Eduardo Freitas (born October 27, 1961) is a Portuguese motorsports official and race director. Freitas serves as the race director for the FIA World Endurance Championship. He served as the race director for Formula One in 2022 alongside Niels Wittich. Freitas has also worked for several other series, such as the European Le Mans Series and the Asian Le Mans Series.

== Early life ==
Freitas was born on October 27, 1961, in Portugal.
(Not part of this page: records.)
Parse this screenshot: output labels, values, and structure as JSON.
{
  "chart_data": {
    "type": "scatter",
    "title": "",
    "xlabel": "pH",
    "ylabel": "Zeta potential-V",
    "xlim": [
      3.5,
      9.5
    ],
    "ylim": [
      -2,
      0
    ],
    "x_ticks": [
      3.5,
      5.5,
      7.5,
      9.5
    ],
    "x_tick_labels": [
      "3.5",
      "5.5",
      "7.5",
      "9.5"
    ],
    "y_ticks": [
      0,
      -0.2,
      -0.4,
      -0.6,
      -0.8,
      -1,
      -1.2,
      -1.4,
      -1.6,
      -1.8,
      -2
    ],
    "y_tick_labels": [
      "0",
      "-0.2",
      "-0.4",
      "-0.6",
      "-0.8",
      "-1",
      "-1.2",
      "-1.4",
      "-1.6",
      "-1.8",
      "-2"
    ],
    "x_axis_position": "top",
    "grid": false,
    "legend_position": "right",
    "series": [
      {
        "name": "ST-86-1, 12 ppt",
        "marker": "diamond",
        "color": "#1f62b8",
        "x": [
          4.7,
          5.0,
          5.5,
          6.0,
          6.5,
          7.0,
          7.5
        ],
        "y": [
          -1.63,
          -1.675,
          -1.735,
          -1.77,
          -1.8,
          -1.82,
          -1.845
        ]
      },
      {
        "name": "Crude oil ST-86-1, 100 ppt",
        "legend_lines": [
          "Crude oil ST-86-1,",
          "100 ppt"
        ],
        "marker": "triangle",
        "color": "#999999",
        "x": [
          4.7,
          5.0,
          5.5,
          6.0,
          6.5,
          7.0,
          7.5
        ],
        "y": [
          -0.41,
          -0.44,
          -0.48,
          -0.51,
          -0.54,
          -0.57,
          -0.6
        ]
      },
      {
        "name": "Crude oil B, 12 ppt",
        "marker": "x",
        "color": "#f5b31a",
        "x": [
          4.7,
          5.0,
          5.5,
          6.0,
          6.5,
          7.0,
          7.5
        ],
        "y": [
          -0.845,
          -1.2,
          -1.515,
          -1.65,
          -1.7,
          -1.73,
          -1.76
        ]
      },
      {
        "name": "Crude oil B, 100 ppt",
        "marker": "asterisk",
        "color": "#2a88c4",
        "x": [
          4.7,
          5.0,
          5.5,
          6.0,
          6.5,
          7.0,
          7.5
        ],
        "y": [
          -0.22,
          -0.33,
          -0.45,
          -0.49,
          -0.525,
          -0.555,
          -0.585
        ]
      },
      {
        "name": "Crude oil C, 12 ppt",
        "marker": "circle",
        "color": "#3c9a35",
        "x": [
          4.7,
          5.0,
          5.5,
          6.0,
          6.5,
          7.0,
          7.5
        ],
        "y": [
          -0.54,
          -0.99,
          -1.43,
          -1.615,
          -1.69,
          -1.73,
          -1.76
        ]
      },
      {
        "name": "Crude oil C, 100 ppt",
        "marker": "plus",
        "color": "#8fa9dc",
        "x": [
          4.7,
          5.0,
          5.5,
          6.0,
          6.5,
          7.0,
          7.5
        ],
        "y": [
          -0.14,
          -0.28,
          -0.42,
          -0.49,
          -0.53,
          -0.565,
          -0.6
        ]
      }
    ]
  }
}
Freitas described his teenage years, passion for motorcycles, around 1977, as "having fun on weekends repairing two-stroke engines on small motorcycles". From that a friend invited him "to do the same on a two-stroke karting engine."

== Career ==

=== Early career ===
Similar to former Formula One race director Charlie Whiting, Freitas then began his motorsport career, when a friend invited him to work as a karting mechanic during the World Karting Championship in Estoril, 1979.

The Portuguese then rose through the ranks from track marshal to race director in karting.

During his work as track secretary at the Estoril circuit in 2002, he was asked to lead the FIA GT and ETCC Championship for a season, a role he retained until the end of 2009.

After that, the FIA promoted Freitas to the FIA GT1 global championship, and in 2012, he was named race director for the WEC – World Endurance Championship.

In total, he has worked in motorsports as mechanic, track marshal, track secretary, clerk of the course, and race director for single car, touring car and endurance racing events for over 40 years, including serving as race director for the FIA WEC, and the Le Mans 24 Hours Series, the ELMS – European Le Mans Series and the Asian Le Mans Series for 20 years.

=== Formula One ===

In Formula One Freitas worked alongside both former Formula One race directors Michael Masi and his predecessor Charlie Whiting in FIA conferences and race director meetings at the governing body. During the 2020 Portuguese Grand Prix, he shadowed Michael Masi as part of the race direction team for his home race in Portimão, at the Algarve International Circuit.

Following the controversial ending of the 2021 Formula One Abu Dhabi Grand Prix, a petition was started by Formula One fans to appoint Freitas as new race director.

On 17 February 2022, the FIA announced Masi was removed from his role as race director following an FIA analysis into the events of the 2021 Abu Dhabi Grand Prix. Freitas and Niels Wittich replaced him, splitting the role as race directors, with Herbie Blash acting as their "Permanent Senior Advisor".

At the 2022 Japanese Grand Prix, a race directed by Freitas, there was a great controversy in which a recovery vehicle went out on the track to pick up Carlos Sainz's car - who had had an accident - in wet conditions and without all the drivers regrouped. Despite the fact that the FOM did not show these images live, they were leaked on social networks, and several drivers spoke out against the action of the race director. Following the event, the FIA announced an investigation into what happened at the Grand Prix. Finally, on the weekend of the United States Grand Prix, the FIA admitted the mistakes made in Japan and announced that Eduardo Freitas would not be the race director again in 2022, leaving the position solely to Niels Wittich. Freitas had served as race director at 8 Grands Prix until then.